In 2014, West Africa experienced one of the largest and most complex Ebola outbreaks, with over 11,000 deaths in just two years. As a healthcare worker in Liberia, you are intimately aware of the precautions that need to be taken for Ebola.
One day, a patient arrives into your clinic with a fever and headache and sore throat, and everyone is instructed to wear protective equipment.
And everyone’s wondering, “Is the patient suffering from malaria? Or could it be typhoid fever? Or is it actually Ebola?”
You collect blood samples and send them to one of three laboratories in the entire country, and you won’t hear back from them for several days. The disease status remains unknown, as the patient gets sicker.
What if, instead, we could program Cas12 to directly detect these pathogens from a blood sample, so that a healthcare worker in Liberia could diagnose a sick patient immediately?
We envision a future in which a point-of-care CRISPR diagnostic can help us rapidly identify and control emerging outbreaks.
Now, here’s one more example. Every time a cell in your body divides, about ten letters in over 3 billion letters of your genome get copied incorrectly. That means your body acquires billions of new mutations every day.
Most of the time, these mutations seem inconsequential because they fall into benign regions of your genome or are repaired by the cell.
But sometimes, these mutations can fall into cancer genes, causing cells to become cancerous. Almost every single one of us knows someone who is affected by cancer.

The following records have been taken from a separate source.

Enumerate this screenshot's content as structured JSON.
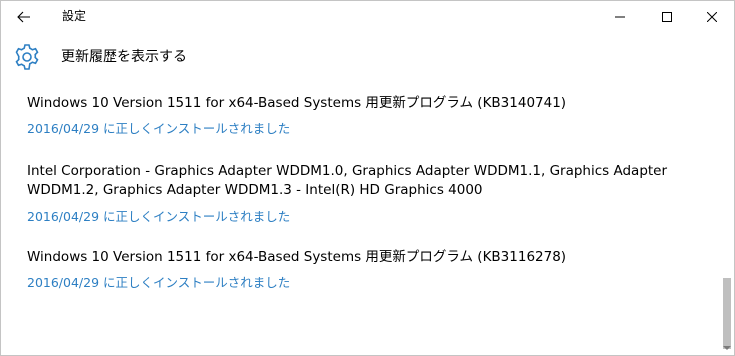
{
  "window": {
    "title": "設定"
  },
  "header": {
    "title": "更新履歴を表示する"
  },
  "updates": [
    {
      "title": "Windows 10 Version 1511 for x64-Based Systems 用更新プログラム (KB3140741)",
      "status": "2016/04/29 に正しくインストールされました"
    },
    {
      "title": "Intel Corporation - Graphics Adapter WDDM1.0, Graphics Adapter WDDM1.1, Graphics Adapter WDDM1.2, Graphics Adapter WDDM1.3 - Intel(R) HD Graphics 4000",
      "status": "2016/04/29 に正しくインストールされました"
    },
    {
      "title": "Windows 10 Version 1511 for x64-Based Systems 用更新プログラム (KB3116278)",
      "status": "2016/04/29 に正しくインストールされました"
    }
  ],
  "icons": {
    "back": "back-arrow-icon",
    "settings": "gear-icon",
    "minimize": "minimize-icon",
    "maximize": "maximize-icon",
    "close": "close-icon"
  },
  "colors": {
    "link": "#2d7fc3",
    "gear_icon": "#2d7fc3",
    "text": "#000000"
  }
}
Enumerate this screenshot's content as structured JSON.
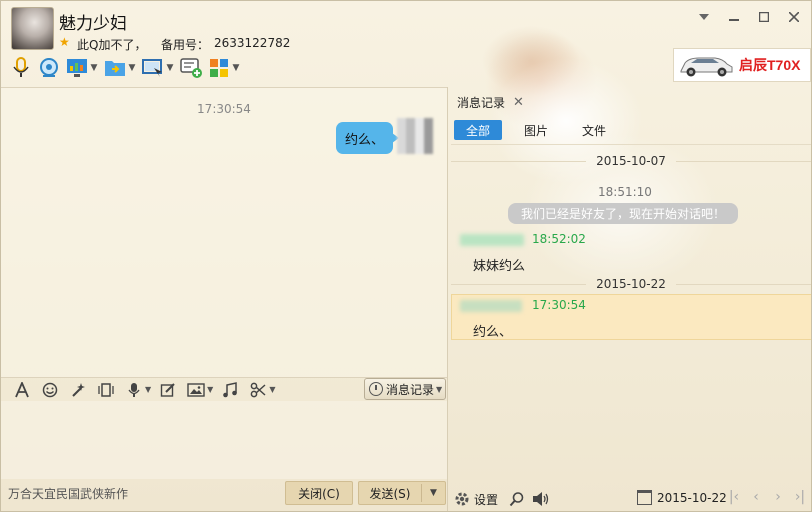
{
  "contact": {
    "name": "魅力少妇",
    "status_text": "此Q加不了，",
    "alias_label": "备用号：",
    "alias_value": "2633122782"
  },
  "window_controls": [
    "dropdown-icon",
    "minimize-icon",
    "maximize-icon",
    "close-icon"
  ],
  "toolbar_icons": [
    "voice-call-icon",
    "video-call-icon",
    "screen-share-icon",
    "file-transfer-icon",
    "remote-assist-icon",
    "create-discussion-icon",
    "apps-icon"
  ],
  "ad": {
    "text": "启辰T70X"
  },
  "chat": {
    "timestamp": "17:30:54",
    "messages": [
      {
        "from": "self",
        "text": "约么、"
      }
    ]
  },
  "input_toolbar": {
    "icons": [
      "font-icon",
      "emoji-icon",
      "magic-icon",
      "shake-icon",
      "voice-message-icon",
      "edit-icon",
      "image-icon",
      "music-icon",
      "scissors-icon"
    ],
    "history_button": "消息记录"
  },
  "footer": {
    "ad_text": "万合天宜民国武侠新作",
    "close_button": "关闭(C)",
    "send_button": "发送(S)"
  },
  "history_panel": {
    "tab_title": "消息记录",
    "filters": [
      "全部",
      "图片",
      "文件"
    ],
    "active_filter": "全部",
    "entries": {
      "date1": "2015-10-07",
      "time1": "18:51:10",
      "system_message": "我们已经是好友了，现在开始对话吧！",
      "time2": "18:52:02",
      "message2": "妹妹约么",
      "date2": "2015-10-22",
      "time3": "17:30:54",
      "message3": "约么、"
    },
    "bottom": {
      "settings_label": "设置",
      "date": "2015-10-22"
    }
  },
  "colors": {
    "accent_blue": "#2e8ad8",
    "bubble_blue": "#55b5ea",
    "green_time": "#29a84b",
    "highlight": "#fbe9c0"
  }
}
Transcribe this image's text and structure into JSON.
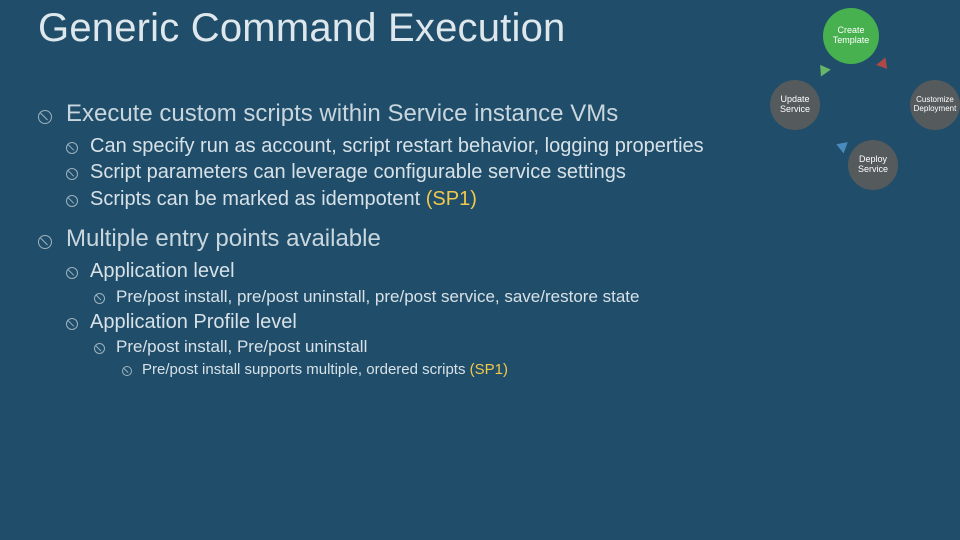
{
  "title": "Generic Command Execution",
  "flow": {
    "create": "Create\nTemplate",
    "update": "Update\nService",
    "customize": "Customize\nDeployment",
    "deploy": "Deploy\nService"
  },
  "b1a": "Execute custom scripts within Service instance VMs",
  "b1a_1": "Can specify run as account, script restart behavior, logging properties",
  "b1a_2": "Script parameters can leverage configurable service settings",
  "b1a_3_pre": "Scripts can be marked as idempotent ",
  "sp1": "(SP1)",
  "b1b": "Multiple entry points available",
  "b1b_1": "Application level",
  "b1b_1_1": "Pre/post install, pre/post uninstall, pre/post service, save/restore state",
  "b1b_2": "Application Profile level",
  "b1b_2_1": "Pre/post install, Pre/post uninstall",
  "b1b_2_1_1_pre": "Pre/post install supports multiple, ordered scripts "
}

Fortunately, if a person detects their cancer early, they have a high chance of being cured. Our team dreams of a future in which CRISPR can be programmed to help us detect and reverse early signs of cancer.
We are only at the beginning of the CRISPR diagnostics revolution. Today, we are developing the technology and the infrastructure of the platform that will bring CRISPR into hospitals, clinics and homes around the globe.
We believe that individuals should have better diagnostics and better access to diagnostics, to the power and accuracy of CRISPR. When these barriers get broken down, CRISPR has the potential to connect into our data-driven world.
Imagine the possibilities if real-time diagnostics could be integrated into an accessible device, such as your phone. This could help us better understand the prevalence and geographic distribution of disease mutations.
It could help us better identify new outbreaks, and it may even help us better develop new algorithms for predicting future epidemics.
But there are several important ethical questions that we need to address along the way, such as data ownership and diagnostic counseling.
For example, how do we ensure that an individual’s genetic information does not fall into the hands of abusers? And should we even be able to self-diagnose dangerous or infectious diseases, such as HIV, without physician oversight?
We need to make the right decisions early on, because once we know what CRISPR is able to do, we can’t go back.
We are excited about being at the forefront of this new technology that will enable faster, cheaper and more accurate diagnostics.
Our mission is to create the platform that will enable and empower individuals to make informed choices about the health of themselves and their families.
Only then will we be able to deliver on the power of CRISPR. And what a world that would be: a world in which we not only have the ability to rewrite our genes, but where we can use CRISPR in our everyday lives to read the letters that make you and me.